Updated

The New York Department of Corrections said Tuesday that three members of the Clinton Correctional Facility’s Executive Team and nine security employees were placed on administrative leave as investigators continue to examine how two convicted killers managed to escape the prison earlier this month.

The June 6 Hollywood-style escape -- which authorities said required engineering skill, planning an cooperation from prison workers -- garnered national headlines and struck fear in many residents who lived in the northern reaches of the state.

The search for David Sweat and Richard Matt ended with Matt's death and Sweat's capture. Both men were shot by law enforcement officers.

The pair's plan to escape to Mexico imploded when prison worker Joyce Mitchell, who was supposed to drive the killers 2,500 miles to what they hoped would be freedom south of the border, got cold feet. She was not waiting for them when they emerged from a manhole following their escape, authorities said.

Mitchell was charged with helping the two escape the maximum-security prison by providing them with hacksaw blades, chisels and other tools. In their escape, authorities said Matt and Sweat used these tools to saw through a steel cell wall and several steel steam pipes, bashed a hole through a 2-foot-thick brick wall, squirmed through pipes and emerged from a manhole outside the prison.

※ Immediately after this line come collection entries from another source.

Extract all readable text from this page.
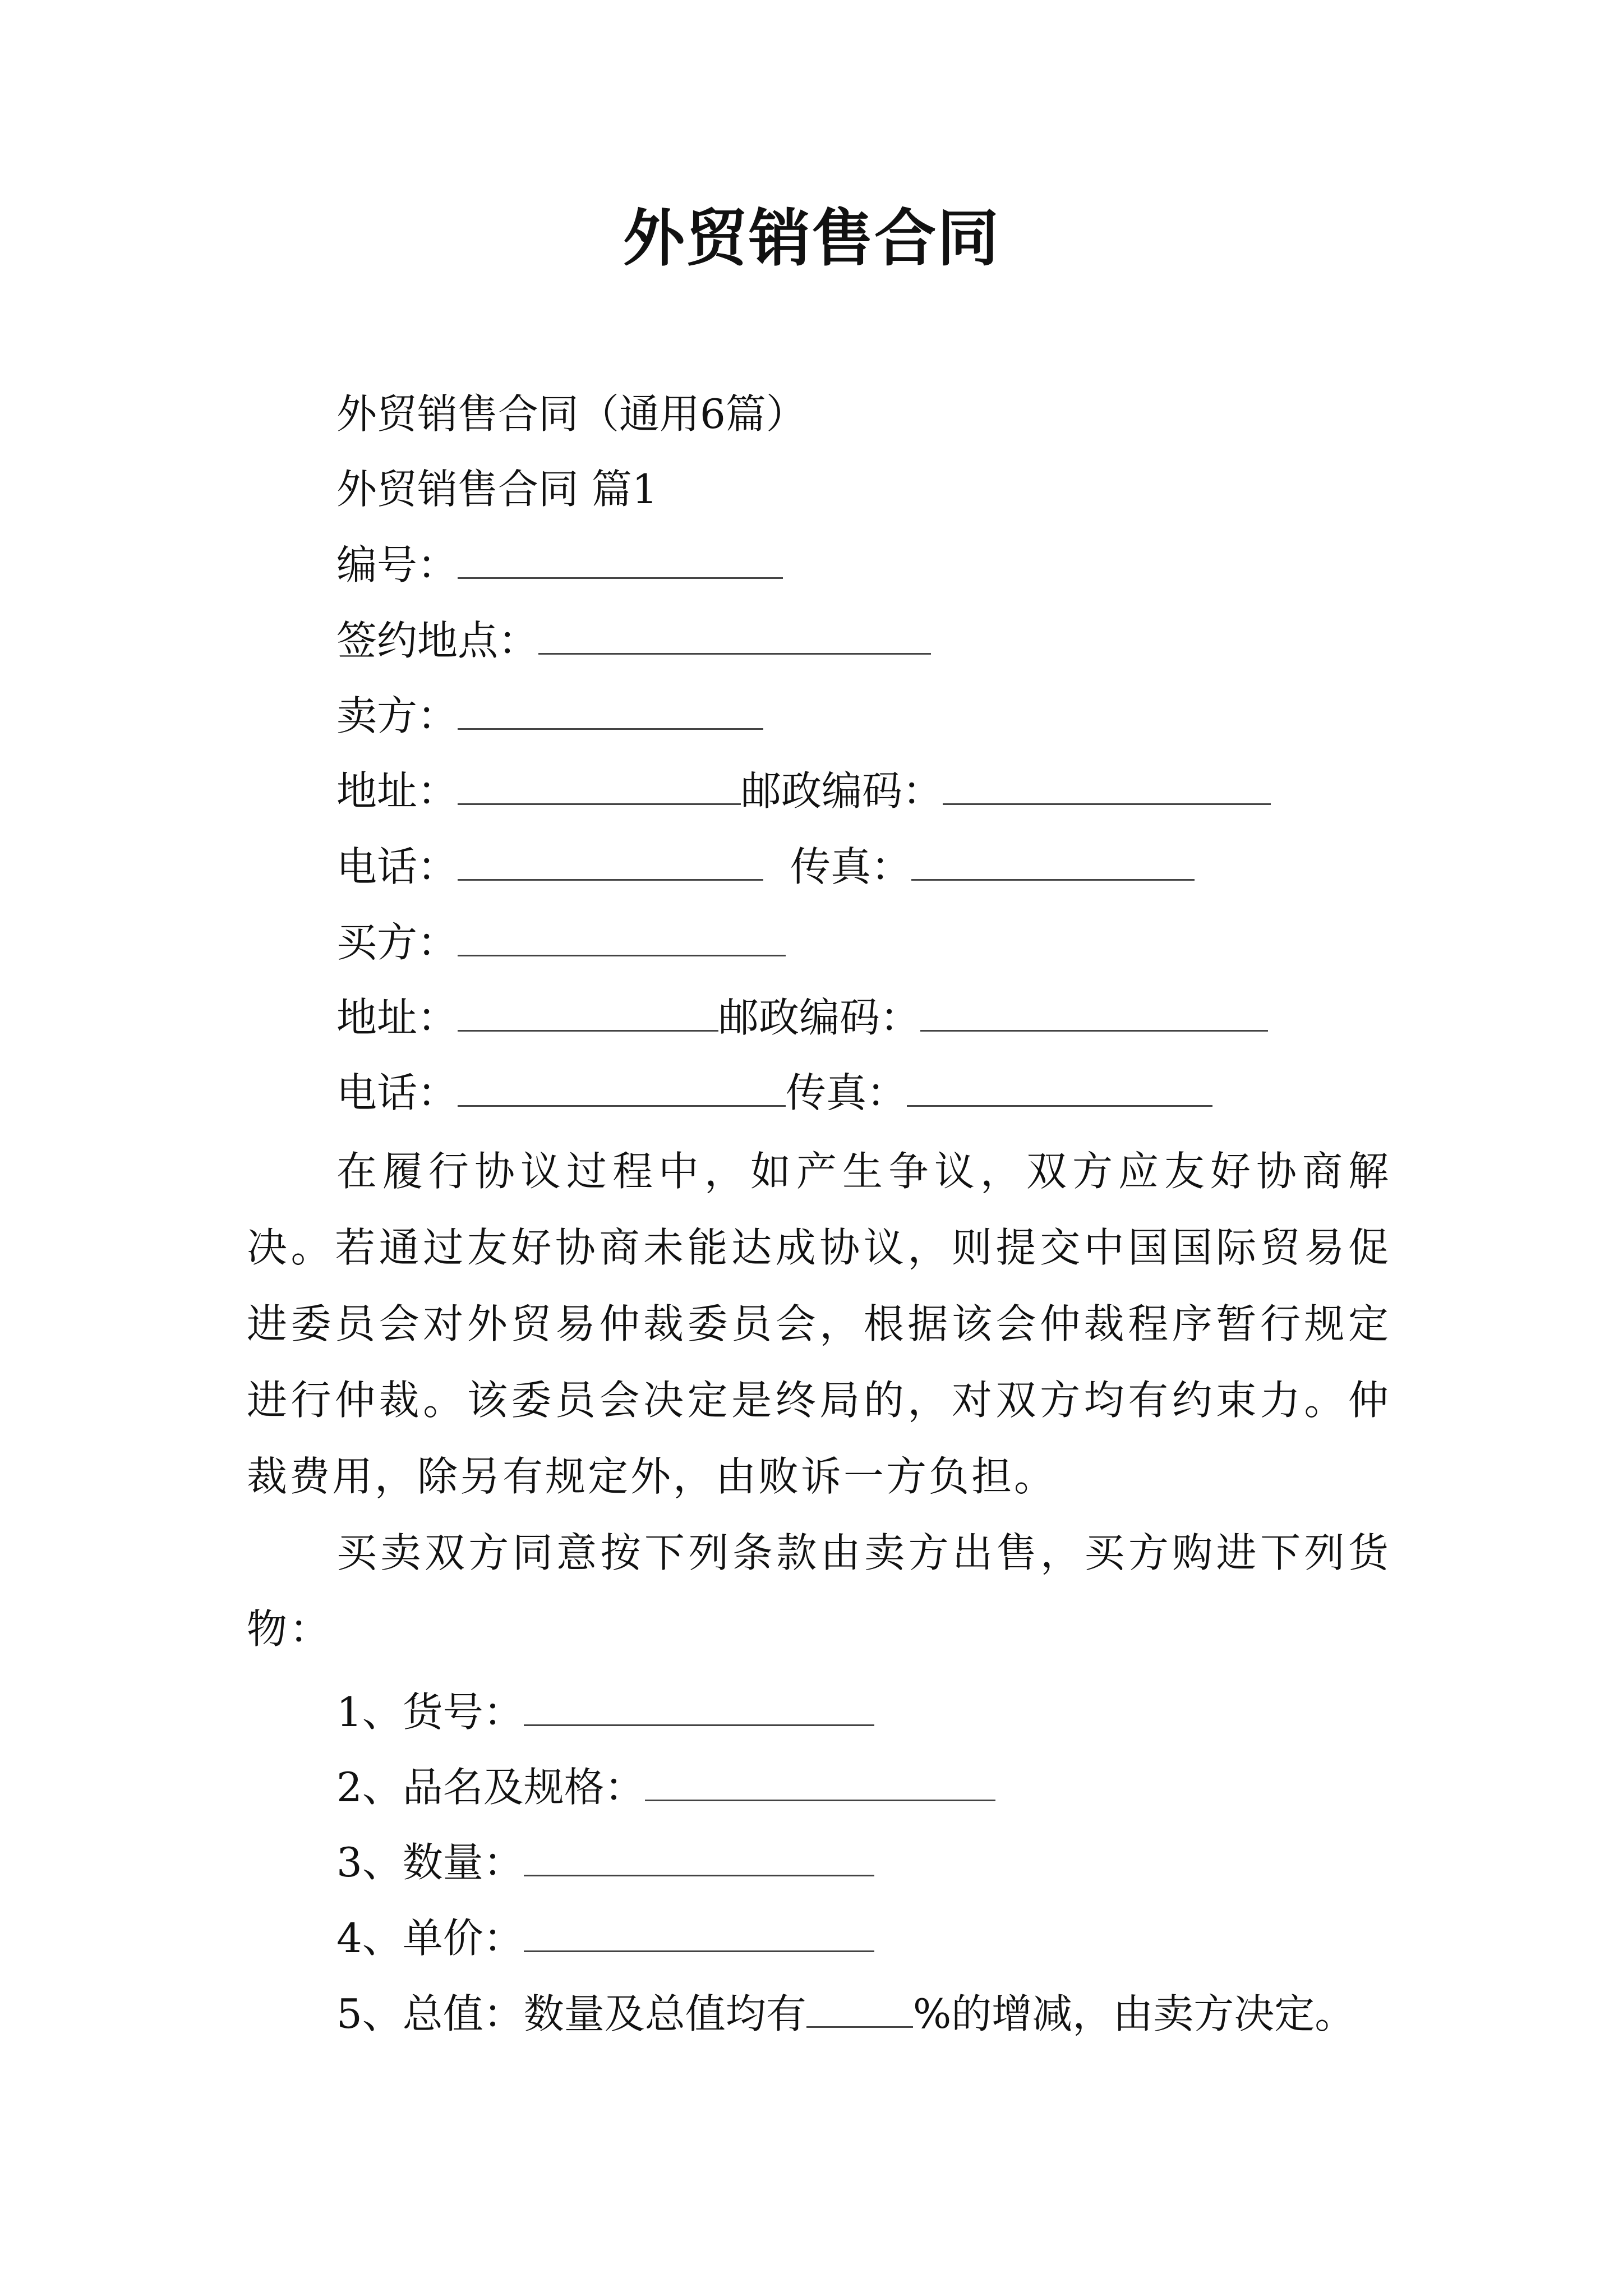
外贸销售合同
外贸销售合同（通用6篇）
外贸销售合同 篇1
编号：
签约地点：
卖方：
地址：	邮政编码：
电话：	传真：
买方：
地址：	邮政编码：
电话：	传真：
在履行协议过程中，如产生争议，双方应友好协商解决。若通过友好协商未能达成协议，则提交中国国际贸易促进委员会对外贸易仲裁委员会，根据该会仲裁程序暂行规定进行仲裁。该委员会决定是终局的，对双方均有约束力。仲裁费用，除另有规定外，由败诉一方负担。
买卖双方同意按下列条款由卖方出售，买方购进下列货物：
1、货号：
2、品名及规格：
3、数量：
4、单价：
5、总值：数量及总值均有	%的增减，由卖方决定。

The escape prompted Gov. Andrew Cuomo to order the state’s Inspector General’s Office to conduct an investigation into the jailbreak.

Suspended Clinton Correctional Facility guard Gene Palmer was charged last week with promoting prison contraband, tampering with evidence and official misconduct. He was freed on $25,000 bail. Officials said he gave the two prisoners the frozen hamburger meat Mitchell had used to hide the tools she smuggled to Sweat and Matt. Palmer's attorney said he had no knowledge that the meat contained hacksaw blades, a bit and a screwdriver.

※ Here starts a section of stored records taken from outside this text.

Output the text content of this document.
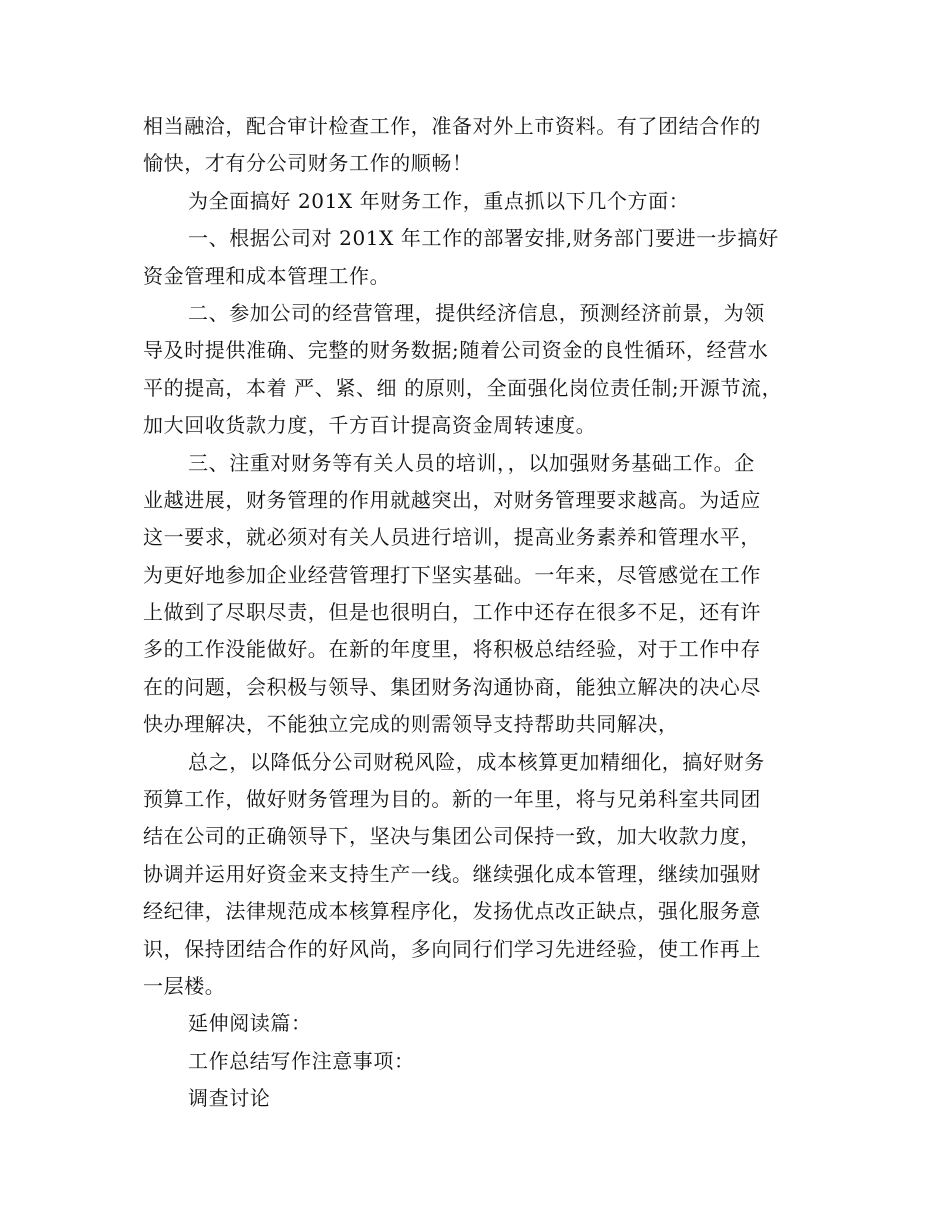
相当融洽，配合审计检查工作，准备对外上市资料。有了团结合作的
愉快，才有分公司财务工作的顺畅！
为全面搞好 201X 年财务工作，重点抓以下几个方面：
一、根据公司对 201X 年工作的部署安排,财务部门要进一步搞好
资金管理和成本管理工作。
二、参加公司的经营管理，提供经济信息，预测经济前景，为领
导及时提供准确、完整的财务数据;随着公司资金的良性循环，经营水
平的提高，本着 严、紧、细 的原则，全面强化岗位责任制;开源节流，
加大回收货款力度，千方百计提高资金周转速度。
三、注重对财务等有关人员的培训，，以加强财务基础工作。企
业越进展，财务管理的作用就越突出，对财务管理要求越高。为适应
这一要求，就必须对有关人员进行培训，提高业务素养和管理水平，
为更好地参加企业经营管理打下坚实基础。一年来，尽管感觉在工作
上做到了尽职尽责，但是也很明白，工作中还存在很多不足，还有许
多的工作没能做好。在新的年度里，将积极总结经验，对于工作中存
在的问题，会积极与领导、集团财务沟通协商，能独立解决的决心尽
快办理解决，不能独立完成的则需领导支持帮助共同解决，
总之，以降低分公司财税风险，成本核算更加精细化，搞好财务
预算工作，做好财务管理为目的。新的一年里，将与兄弟科室共同团
结在公司的正确领导下，坚决与集团公司保持一致，加大收款力度，
协调并运用好资金来支持生产一线。继续强化成本管理，继续加强财
经纪律，法律规范成本核算程序化，发扬优点改正缺点，强化服务意
识，保持团结合作的好风尚，多向同行们学习先进经验，使工作再上
一层楼。
延伸阅读篇：
工作总结写作注意事项：
调查讨论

NBC reported that Sweat, who apparently is talking to police, said Palmer had no involvement in the escape.  A senior New York official told the network that Steven Racette, the prison superintendent and  his deputy Stephen Browne were two of the three executives suspended.

Sources told The New York Post that the FBI also has launched an investigation of drug-trafficking and other criminal activity at Clinton Correctional.

At the Clinton Correctional Facility, Sweat was serving a sentence of life without parole in the killing of a sheriff's deputy in Broome County in 2002. Matt was serving 25 years to life for the killing and dismembering of his former boss.